There had also been heavy traces of chemicals in her bloodstream which had yet to be analyzed.
So, Mavis had probably been right. It looked as though Pandora was jazzed on something, possibly on the illegals list. In the grand scheme of things, that might or might not make a difference.
But the traces of skin under the victim’s nails were going to make a difference. Eve was terrifyingly sure when the lab finished its work, it was going to prove to be Mavis’s skin. Just as the strands of hair the sweepers had bagged near the body were going to be Mavis’s hair. And most damning, she was afraid, the prints on the murder weapon could be Mavis’s.
As a setup, Eve thought and let her eyes close, it was perfect.
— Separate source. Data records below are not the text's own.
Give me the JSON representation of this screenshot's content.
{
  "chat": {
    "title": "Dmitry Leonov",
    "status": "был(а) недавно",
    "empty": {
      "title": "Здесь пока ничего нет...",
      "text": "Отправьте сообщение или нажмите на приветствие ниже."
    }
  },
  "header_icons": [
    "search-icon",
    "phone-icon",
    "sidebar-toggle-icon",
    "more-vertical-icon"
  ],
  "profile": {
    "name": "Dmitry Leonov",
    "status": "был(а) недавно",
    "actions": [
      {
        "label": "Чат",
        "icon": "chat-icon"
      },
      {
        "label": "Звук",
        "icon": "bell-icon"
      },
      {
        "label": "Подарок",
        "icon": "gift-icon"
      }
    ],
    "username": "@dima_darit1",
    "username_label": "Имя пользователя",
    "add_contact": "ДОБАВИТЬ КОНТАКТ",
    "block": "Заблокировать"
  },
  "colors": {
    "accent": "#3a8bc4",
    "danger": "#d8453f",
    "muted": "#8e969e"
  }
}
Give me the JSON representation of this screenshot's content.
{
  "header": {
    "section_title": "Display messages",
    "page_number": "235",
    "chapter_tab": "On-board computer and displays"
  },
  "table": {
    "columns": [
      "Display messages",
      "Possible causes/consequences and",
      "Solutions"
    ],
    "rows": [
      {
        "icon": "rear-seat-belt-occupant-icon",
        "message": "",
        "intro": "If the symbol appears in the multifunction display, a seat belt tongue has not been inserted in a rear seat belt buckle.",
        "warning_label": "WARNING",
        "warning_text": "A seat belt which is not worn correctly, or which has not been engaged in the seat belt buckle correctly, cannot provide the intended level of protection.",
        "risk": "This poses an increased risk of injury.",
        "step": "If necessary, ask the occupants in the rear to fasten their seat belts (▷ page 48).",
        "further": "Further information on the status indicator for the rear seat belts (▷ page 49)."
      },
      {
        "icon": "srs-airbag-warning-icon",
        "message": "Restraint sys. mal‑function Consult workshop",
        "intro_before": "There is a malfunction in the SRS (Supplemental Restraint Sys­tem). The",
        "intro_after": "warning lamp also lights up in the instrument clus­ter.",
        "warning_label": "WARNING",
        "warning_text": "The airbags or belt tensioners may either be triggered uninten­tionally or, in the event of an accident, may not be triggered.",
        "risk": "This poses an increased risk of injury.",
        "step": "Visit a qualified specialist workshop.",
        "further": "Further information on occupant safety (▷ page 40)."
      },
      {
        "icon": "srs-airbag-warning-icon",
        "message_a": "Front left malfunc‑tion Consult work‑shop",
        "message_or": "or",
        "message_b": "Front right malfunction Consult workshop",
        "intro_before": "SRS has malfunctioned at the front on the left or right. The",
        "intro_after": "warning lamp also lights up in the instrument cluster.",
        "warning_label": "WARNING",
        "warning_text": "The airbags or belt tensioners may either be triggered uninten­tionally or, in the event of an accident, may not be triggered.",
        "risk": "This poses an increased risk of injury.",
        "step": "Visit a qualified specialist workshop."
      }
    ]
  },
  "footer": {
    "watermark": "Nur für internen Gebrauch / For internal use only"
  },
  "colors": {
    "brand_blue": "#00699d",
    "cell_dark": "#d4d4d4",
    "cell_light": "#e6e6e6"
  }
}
Mavis comes in, wrong time, wrong place, and the killer sees a tailor-made scapegoat.
Had he or she known the history between Mavis and the victim, or had that just been one more stroke of luck?
In any case, he knocks Mavis out, plants some evidence, even adds the master stroke of scraping the dead woman’s nails over Mavis’s face. Easy enough to press her fingers onto the weapon, then slip out and away with the satisfaction of a job well done.
It wouldn’t take a genius, she mused. But it would take a cold, practical mind. And how did that jibe with the rage and the insanity of the attack on Pandora?